Gerakan Pemuda (GP) Ansor mendesak pemerintah untuk membersihkan ‘virus’ radikalisme di semua lini masyarakat, termasuk di sejumlah instansi pemerintah sendiri.
“Pemetaan yang kami lakukan, sebagian besar instansi pemerintahan menjadi tempat menyemai bibit intoleran dan radikalisme,” kata Komandan Densus 99 Barisan Ansor Serbaguna (Banser) PP GP Ansor M Nuruzzaman di Jakarta, Kamis 17 Mei 2018.
Ia mencontohkan teroris yang ditangkap di Riau, mengaku memperoleh dana dari pegawai Badan Usaha Milik Negara (BUMN). Nuruzzaman mengatakan, mayoritas masjid di instansi pemerintah menjadi ladang menyemai paham intoleran dan cenderung radikal.
“Berdasarkan data pemetaan kami, masjid di Kementerian Keuangan, BI, Pertamina, PLN, Telkom sudah terpapar. Masjid di kampus IPB, ITB, UI, dan lainnya. Termasuk juga masjid di kepolisian,” katanya seperti dikutip Antara.
Bahkan, lanjut Nuruzzaman, banyak anggota polisi yang sudah tertarik dengan ideologi Islam transnasional. Dia menambahkan, yang juga perlu diwaspadai adalah banyak birokrat atau Aparatur Sipil Negara (ASN) telah terpapar paham dan ideologi intoleran dan radikal.

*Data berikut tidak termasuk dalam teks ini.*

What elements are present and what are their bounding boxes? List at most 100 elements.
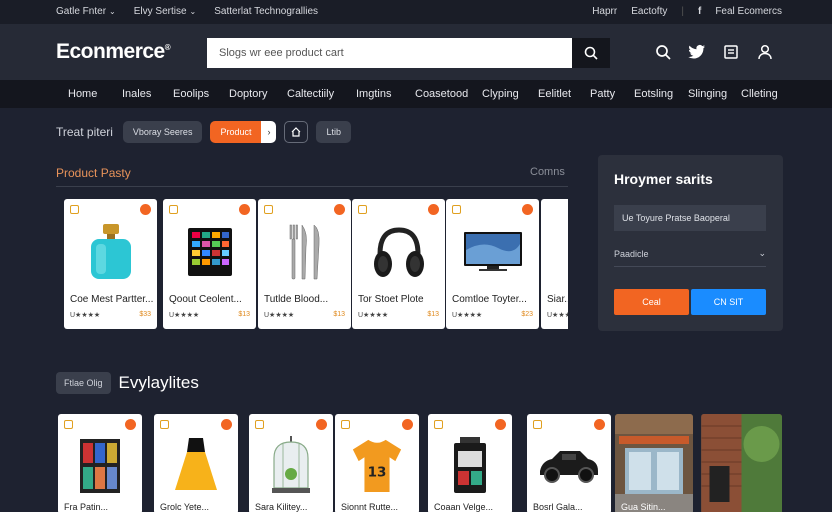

“Para ASN bisa kita amati di media sosial, banyak yang tidak percaya terhadap aksi teroris di beberapa tempat belakangan ini,” katanya.
Dikatakan, kalau pemerintah menutup mata maka selangkah lagi negara ini akan masuk ke jurang perang saudara.
“Maka harus serius, kalau mau menangani terorisme mulai dari hulu atau akarnya sampai hilir. Jangan hanya melakukan penindakan pada pelaku teror saja, tapi juga membersihkan akarnya. Nah, ini momentum bersih-bersih virus intoleransi dan radikalisme di tengah kehidupan kita,” katanya.
Selanjutnya, kata Nuruzzaman, pemerintah juga harus melakukan mitigasi dengan cara mendorong pengesahan revisi UU Antiterorisme dan melakukan pemetaan potensi terorisme dan radikalisme di Indonesia. Pemetaan dilakukan berdasarkan wilayah, tokoh, dan potensi kekerasan di daerah.
Selain itu, deradikalisasi bagi pelaku dan keluarga pelaku harus dilaksanakan dengan sungguh-sungguh agar mereka bisa kembali ke jalan yang benar.
“Langkah ini kami sebut sebagai postradikalisme. Bagaimana membimbing pelaku atau keluarga pelaku agar kembali ke kehidupan yang benar. Ini berat,” kata Nuruzzaman.